Whenever the wind changed, I got smoke in my eyes and made my hot tub experience start to feel like I was that unlucky guy who got caught by the cannibal tribe! Yes, this is the perfect kind of fire heated hot tub that won’t smoke you out, but will give you excellent heating results.
How to upgrade your heating coil
I started thinking about those outdoor space heater towers you see in outdoor restaurants and thought, hey wouldn’t that be great if that could go inside my heating coil. You need it to be hot enough just like a burning wood fire, but sometimes that flame was just too hot. It also made my copper coil look ugly with all of that carbon char and buildup. So I started to look at ideal heaters that could work for my homemade Jacuzzi
It turns out that I found a neat and cheap little heater that fits perfectly inside my copper coil. This is a standard convection heater and can pump out 30,000- 80,000 BTU per hour using any connection of propane gas. It’s about the same size as any kitchen-sized garbage can measuring 16.6 x 15.9 x 21.8 inches in all. They also have a smaller model that only 13 x13 x14 inches, but this might be too small for your hot tub heating needs.

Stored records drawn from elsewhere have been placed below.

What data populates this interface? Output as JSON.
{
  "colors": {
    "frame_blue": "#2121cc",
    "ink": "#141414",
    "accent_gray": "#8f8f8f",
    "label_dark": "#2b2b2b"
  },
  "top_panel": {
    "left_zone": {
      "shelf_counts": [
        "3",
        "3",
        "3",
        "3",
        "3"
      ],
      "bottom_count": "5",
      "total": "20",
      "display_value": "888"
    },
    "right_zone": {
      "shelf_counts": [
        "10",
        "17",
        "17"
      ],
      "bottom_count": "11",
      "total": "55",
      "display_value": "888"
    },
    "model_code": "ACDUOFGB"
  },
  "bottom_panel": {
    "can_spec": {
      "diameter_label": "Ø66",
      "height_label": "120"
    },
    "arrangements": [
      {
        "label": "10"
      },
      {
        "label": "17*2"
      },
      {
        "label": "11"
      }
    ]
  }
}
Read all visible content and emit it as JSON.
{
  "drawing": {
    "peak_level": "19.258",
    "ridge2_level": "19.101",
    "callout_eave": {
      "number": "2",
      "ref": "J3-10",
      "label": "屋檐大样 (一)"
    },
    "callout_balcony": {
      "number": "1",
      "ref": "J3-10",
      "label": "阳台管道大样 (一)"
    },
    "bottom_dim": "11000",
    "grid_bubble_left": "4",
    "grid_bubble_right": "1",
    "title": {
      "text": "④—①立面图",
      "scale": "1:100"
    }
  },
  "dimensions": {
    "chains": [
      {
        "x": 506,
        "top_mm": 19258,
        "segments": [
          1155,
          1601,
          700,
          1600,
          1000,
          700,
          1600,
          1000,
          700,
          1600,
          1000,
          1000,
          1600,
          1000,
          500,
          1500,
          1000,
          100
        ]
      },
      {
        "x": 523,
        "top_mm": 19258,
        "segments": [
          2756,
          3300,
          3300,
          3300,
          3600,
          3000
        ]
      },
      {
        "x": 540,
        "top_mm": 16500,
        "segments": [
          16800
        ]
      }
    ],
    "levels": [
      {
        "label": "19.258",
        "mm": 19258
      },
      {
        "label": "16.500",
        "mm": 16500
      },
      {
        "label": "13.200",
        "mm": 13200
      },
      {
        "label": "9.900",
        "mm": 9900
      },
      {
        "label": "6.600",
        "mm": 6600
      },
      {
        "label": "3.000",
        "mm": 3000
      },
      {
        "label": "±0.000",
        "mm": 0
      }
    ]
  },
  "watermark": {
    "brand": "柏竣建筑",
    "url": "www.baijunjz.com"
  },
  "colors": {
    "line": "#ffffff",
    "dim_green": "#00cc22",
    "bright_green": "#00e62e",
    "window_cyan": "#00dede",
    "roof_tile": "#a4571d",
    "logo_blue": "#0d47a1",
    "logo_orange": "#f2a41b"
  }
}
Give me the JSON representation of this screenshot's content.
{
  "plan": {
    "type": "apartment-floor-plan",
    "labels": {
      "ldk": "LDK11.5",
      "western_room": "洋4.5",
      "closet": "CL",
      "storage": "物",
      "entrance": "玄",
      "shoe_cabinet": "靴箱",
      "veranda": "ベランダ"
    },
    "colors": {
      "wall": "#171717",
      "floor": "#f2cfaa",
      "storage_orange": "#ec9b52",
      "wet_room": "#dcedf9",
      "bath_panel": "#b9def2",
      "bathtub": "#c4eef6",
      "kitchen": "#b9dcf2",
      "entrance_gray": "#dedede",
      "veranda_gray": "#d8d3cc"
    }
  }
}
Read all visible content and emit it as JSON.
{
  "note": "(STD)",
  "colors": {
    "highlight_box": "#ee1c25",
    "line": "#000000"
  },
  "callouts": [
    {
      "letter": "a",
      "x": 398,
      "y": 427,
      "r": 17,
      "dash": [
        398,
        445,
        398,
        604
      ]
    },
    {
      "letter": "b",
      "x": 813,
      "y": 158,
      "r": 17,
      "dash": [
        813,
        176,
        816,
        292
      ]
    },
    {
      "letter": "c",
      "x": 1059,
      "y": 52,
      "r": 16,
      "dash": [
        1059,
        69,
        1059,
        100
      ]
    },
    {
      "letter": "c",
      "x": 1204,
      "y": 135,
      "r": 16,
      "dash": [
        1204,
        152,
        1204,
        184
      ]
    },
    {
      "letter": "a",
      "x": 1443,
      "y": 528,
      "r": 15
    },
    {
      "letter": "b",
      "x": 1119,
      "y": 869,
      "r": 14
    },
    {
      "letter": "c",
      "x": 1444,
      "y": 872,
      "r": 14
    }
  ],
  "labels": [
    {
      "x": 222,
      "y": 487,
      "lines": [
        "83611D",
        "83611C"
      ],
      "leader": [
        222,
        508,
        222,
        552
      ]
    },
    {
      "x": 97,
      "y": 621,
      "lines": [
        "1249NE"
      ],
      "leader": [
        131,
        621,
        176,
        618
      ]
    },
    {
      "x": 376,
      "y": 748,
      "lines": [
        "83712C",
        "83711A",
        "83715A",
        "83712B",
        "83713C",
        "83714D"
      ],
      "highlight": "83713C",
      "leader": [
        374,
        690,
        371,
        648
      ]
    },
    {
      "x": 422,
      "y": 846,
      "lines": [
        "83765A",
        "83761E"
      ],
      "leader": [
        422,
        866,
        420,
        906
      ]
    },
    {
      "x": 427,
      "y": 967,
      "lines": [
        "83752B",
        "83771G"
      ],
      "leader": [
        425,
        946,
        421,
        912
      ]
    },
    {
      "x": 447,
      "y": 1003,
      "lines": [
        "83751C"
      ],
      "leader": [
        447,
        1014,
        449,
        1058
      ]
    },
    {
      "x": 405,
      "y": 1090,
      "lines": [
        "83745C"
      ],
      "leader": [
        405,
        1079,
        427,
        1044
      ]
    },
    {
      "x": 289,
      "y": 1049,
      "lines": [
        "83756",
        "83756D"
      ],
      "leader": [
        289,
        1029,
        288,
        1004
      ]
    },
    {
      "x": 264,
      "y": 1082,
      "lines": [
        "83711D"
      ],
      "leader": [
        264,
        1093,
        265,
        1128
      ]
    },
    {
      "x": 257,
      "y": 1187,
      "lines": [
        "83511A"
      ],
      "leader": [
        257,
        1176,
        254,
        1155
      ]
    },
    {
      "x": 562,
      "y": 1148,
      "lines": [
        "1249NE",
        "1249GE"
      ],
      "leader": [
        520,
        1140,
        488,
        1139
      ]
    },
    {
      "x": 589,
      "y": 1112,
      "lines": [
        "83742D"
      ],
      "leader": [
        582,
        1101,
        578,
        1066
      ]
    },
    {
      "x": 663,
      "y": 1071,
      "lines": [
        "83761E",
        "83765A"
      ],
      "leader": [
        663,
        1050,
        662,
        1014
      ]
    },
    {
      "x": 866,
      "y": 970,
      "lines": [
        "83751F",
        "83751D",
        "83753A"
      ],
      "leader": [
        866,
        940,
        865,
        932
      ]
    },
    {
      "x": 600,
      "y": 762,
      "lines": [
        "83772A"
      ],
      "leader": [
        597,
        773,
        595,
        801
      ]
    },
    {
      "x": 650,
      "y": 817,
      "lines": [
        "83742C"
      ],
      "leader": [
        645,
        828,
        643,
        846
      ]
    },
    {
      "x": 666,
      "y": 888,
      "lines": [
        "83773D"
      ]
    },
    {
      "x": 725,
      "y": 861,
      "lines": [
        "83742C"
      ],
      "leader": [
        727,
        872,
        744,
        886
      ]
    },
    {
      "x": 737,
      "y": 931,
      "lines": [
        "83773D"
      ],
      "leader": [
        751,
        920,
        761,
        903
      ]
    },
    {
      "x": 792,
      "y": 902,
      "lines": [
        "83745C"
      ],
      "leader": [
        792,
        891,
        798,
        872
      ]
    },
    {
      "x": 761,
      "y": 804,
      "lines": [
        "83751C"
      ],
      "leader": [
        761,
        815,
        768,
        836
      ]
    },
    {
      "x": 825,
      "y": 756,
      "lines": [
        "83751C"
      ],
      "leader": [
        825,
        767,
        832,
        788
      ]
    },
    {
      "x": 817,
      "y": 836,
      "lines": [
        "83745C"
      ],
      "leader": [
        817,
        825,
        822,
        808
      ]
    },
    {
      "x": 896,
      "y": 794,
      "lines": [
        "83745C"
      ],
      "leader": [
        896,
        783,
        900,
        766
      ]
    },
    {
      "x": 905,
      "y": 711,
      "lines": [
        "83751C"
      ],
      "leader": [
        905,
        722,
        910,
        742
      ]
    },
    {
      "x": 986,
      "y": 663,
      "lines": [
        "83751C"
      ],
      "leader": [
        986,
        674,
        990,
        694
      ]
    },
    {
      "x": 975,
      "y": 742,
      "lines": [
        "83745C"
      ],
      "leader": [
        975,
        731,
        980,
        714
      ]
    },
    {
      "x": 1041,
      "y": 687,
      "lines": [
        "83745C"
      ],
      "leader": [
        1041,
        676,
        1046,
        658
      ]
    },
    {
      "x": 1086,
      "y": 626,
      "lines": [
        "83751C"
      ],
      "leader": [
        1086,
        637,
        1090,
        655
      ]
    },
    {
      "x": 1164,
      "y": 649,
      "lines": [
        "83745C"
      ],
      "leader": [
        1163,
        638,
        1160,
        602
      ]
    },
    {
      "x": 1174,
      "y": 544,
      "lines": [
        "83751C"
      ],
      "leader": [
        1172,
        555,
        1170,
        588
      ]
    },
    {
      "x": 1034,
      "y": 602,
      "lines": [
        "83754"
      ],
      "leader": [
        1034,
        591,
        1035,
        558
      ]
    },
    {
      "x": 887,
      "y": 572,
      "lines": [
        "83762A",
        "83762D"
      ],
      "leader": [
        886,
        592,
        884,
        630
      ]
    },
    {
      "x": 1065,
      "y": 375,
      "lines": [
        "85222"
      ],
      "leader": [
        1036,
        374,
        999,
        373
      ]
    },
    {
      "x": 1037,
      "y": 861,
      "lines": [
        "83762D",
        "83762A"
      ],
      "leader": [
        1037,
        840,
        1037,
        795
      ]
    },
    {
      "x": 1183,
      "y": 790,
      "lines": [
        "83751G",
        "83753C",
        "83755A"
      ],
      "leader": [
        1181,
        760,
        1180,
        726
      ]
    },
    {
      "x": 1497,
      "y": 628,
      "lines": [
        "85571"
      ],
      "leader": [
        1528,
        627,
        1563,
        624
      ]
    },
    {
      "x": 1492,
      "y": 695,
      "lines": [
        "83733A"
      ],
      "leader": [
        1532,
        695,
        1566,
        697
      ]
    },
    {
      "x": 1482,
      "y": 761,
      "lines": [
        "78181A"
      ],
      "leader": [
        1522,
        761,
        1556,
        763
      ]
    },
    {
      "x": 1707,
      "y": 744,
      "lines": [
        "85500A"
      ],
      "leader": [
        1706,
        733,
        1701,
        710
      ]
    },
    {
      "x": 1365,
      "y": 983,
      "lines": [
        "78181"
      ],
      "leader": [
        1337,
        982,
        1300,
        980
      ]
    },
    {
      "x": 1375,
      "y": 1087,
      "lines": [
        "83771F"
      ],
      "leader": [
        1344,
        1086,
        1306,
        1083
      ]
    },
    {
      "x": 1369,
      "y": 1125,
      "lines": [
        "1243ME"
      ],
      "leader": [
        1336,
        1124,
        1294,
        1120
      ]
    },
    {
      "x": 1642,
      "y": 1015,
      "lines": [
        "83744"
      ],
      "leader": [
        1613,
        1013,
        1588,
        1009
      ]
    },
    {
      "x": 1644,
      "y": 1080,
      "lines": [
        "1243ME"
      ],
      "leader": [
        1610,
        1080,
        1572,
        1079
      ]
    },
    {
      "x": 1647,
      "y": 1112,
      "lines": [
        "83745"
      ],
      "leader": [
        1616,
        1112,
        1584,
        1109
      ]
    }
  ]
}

I almost forgot to add that this convection heater has an adjustable setting to increase or degrees your propane flame. This will help keep your tub at a constant temperature all night long!
Building an optional heat-shield
Don’t say that I didn’t warn you but space heaters and heating coils can get pretty hot! Even for Captain Obvious to repeat himself in Family Guy grandeur, If that heater hadn’t been exposed- you wouldn’t have gotten burned so easily!’ Well- I’m telling you now that it’s not a bad idea to build an extra shield around your heater to protect pets, kids, or curious chickens who might be getting too close to your backyard hot tub setup.
Here’s what you can do to prevent a towering inferno scenario. I recommend that the easiest way to absorb that heat and still get protection on the outside of your heater is to build a brick ring tower around your heater. The bottom should be stacked so you have open airflow under the tower and so you can still adjust the heat dial. Better yet, use cinder blocks around your heater base so that only the heated area is enclosed.
You can buy decorative bricks from any Home Depot or garden supply center and build a rind around your heater. Here is a good DIY instruction guide for building an enclosure for a gas heater. You can use your imagination where it needs to have a base that allows air to flow thru it like a chimney. You also want to have good airflow so the bottom of your propane heater isn’t getting overheated.
Aside from that, this is how you can make a homemade hot tub that has some safety additions and heating improvements.
Once you’re all done, cover up your homemade hot tub with a heavy-duty tarp to prevent leaves and insects from getting in. Keep it closely tucked down the sides of the tub. You can weigh it down with extra bricks or large stones if you don’t have stakes and cord to tie it down with.
In order to prevent the water from getting funky, add about a third a cup of hydrogen peroxide (available in diluted concentrations at most grocery stores, drugstores, and supermarkets) about once a week. This will prevent bacteria growth.
If you use it every single day, you’ll want to change the water about once a week.